Does inheriting bare ownership of the home mean owning the property?

Inherit a bare property, a usufruct or a property in total. Successions sometimes raise many questions and when a bare property is received, the question arises as to how far that right goes and what exactly the beneficiary can do.

“Having bare ownership of a property means having ownership of the property, but not the right to use and enjoy it,” says Abel Marín, a lawyer and partner of one of the main law firms in the country, Marín & Mateo Abogados, and author of the book ” Protect your inheritance ”, who adds that these rights fall on a usufructuary.

On many occasions, inheriting the bare property “is like not inheriting anything, because you have nothing, and you can die before the usufructuary”, explains the lawyer. A good solution is to sell the bare property, which is viable when the beneficial owner is older.

This creates, explains Marín, “two legal figures in housing.” On the one hand, the bare owner owns the property as a liquid asset. “The bare owner is the owner of the home, but cannot carry out actions on it that have economic benefits,” explains the lawyer.

For its part, despite not owning the property, the usufructuary has the ability to make use of it economically. “This means that you can either reside in the house or rent it and collect the rent,” says the lawyer.

In addition, you have the obligation to return the home “in the same conditions in which you received it”, which involves carrying out a detailed inventory of the state of the movable property.

This situation may seem not very advantageous for the bare owner, since the ownership of the property entails a series of expenses and they cannot economically exploit the house for the duration of the usufruct.

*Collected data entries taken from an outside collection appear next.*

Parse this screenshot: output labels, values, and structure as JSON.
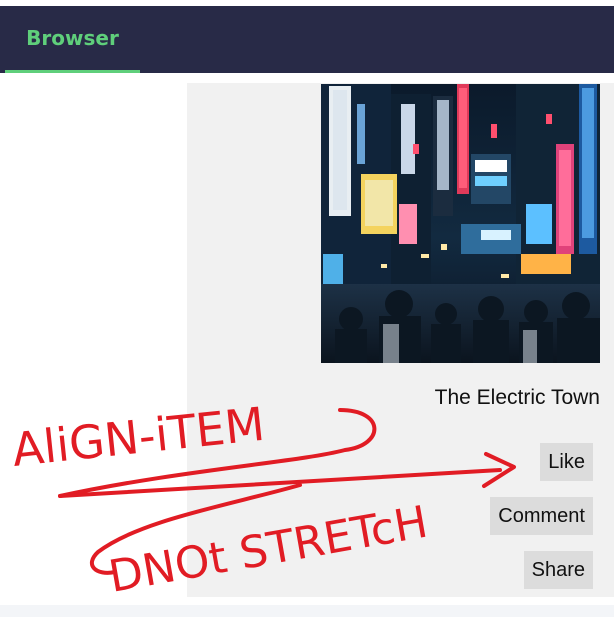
{
  "tab": {
    "label": "Browser"
  },
  "card": {
    "image_alt": "Neon-lit city street at night",
    "caption": "The Electric Town",
    "buttons": {
      "like": "Like",
      "comment": "Comment",
      "share": "Share"
    }
  },
  "annotation": {
    "line1": "AliGN-iTEM",
    "line2": "DNOt STRETcH",
    "color": "#e11c24"
  },
  "colors": {
    "topbar": "#282a47",
    "accent": "#5fcf7b",
    "panel": "#f1f1f1",
    "button": "#dcdcdc"
  }
}
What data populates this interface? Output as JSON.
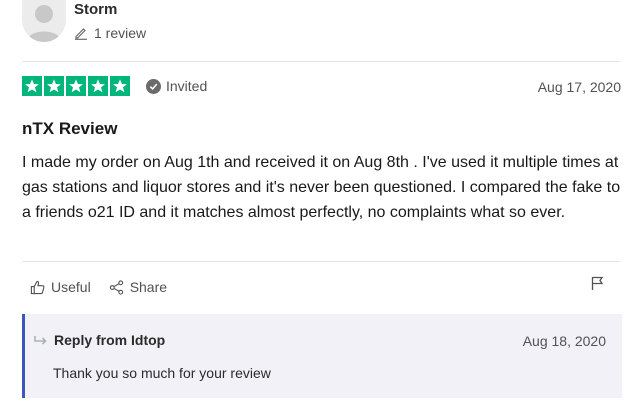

Bare property and inheritance

The formation of owner and usufruct knots is a figure widely used in successions. “The classic example is that of the widower who receives a usufruct of a home, while one of the children is the bare owner,” says Marín.

In this way, the jurist points out that, in general, in an inheritance a usufructuary is established because it wants to benefit a specific person and it is a common resource in successions so that, on the one hand, the living spouse continues to live in the property and the son receives the entire property upon his subsequent death.

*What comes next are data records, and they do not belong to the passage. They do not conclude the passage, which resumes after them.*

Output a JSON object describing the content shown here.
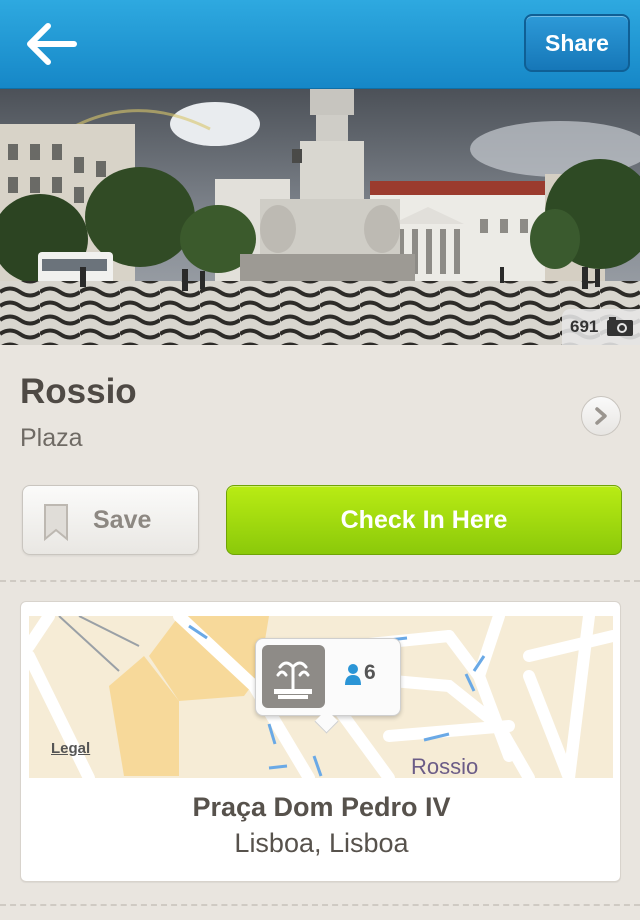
{
  "navbar": {
    "share_label": "Share"
  },
  "hero": {
    "photo_count": "691"
  },
  "venue": {
    "name": "Rossio",
    "category": "Plaza"
  },
  "actions": {
    "save_label": "Save",
    "checkin_label": "Check In Here"
  },
  "map": {
    "legal_label": "Legal",
    "area_label": "Rossio",
    "checkins_count": "6"
  },
  "address": {
    "line1": "Praça Dom Pedro IV",
    "line2": "Lisboa, Lisboa"
  },
  "colors": {
    "nav_blue": "#1b8fcf",
    "checkin_green": "#9ad80f",
    "background": "#e9e5df"
  }
}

In addition, he adds that “this can be formulated for life or for a number of years”, after which the bare owner will become the full owner of the home.

On the other hand, the jurist points out that, despite the fact that inheritances are a very common way to create usufructs, they cannot be inherited, that is, when they are for life, they are extinguished with death. “The right of usufruct is personal and is extinguished with the death of the person,” says Marín.

Otherwise they are the temporary usufructs, which are extinguished by expiration of the agreed term, and therefore if the usufructuary dies, his heirs will enjoy the remaining time until its completion.

“What can be inherited is a house in bare ownership, that is, that has a usufruct in favor of a third party,” he adds. In addition, as Marín explains, the will can establish limitations on the usufruct itself. “It is common that the usufruct is formed exclusively to reside in the home, so it is expressly established that you can not rent it,” he says.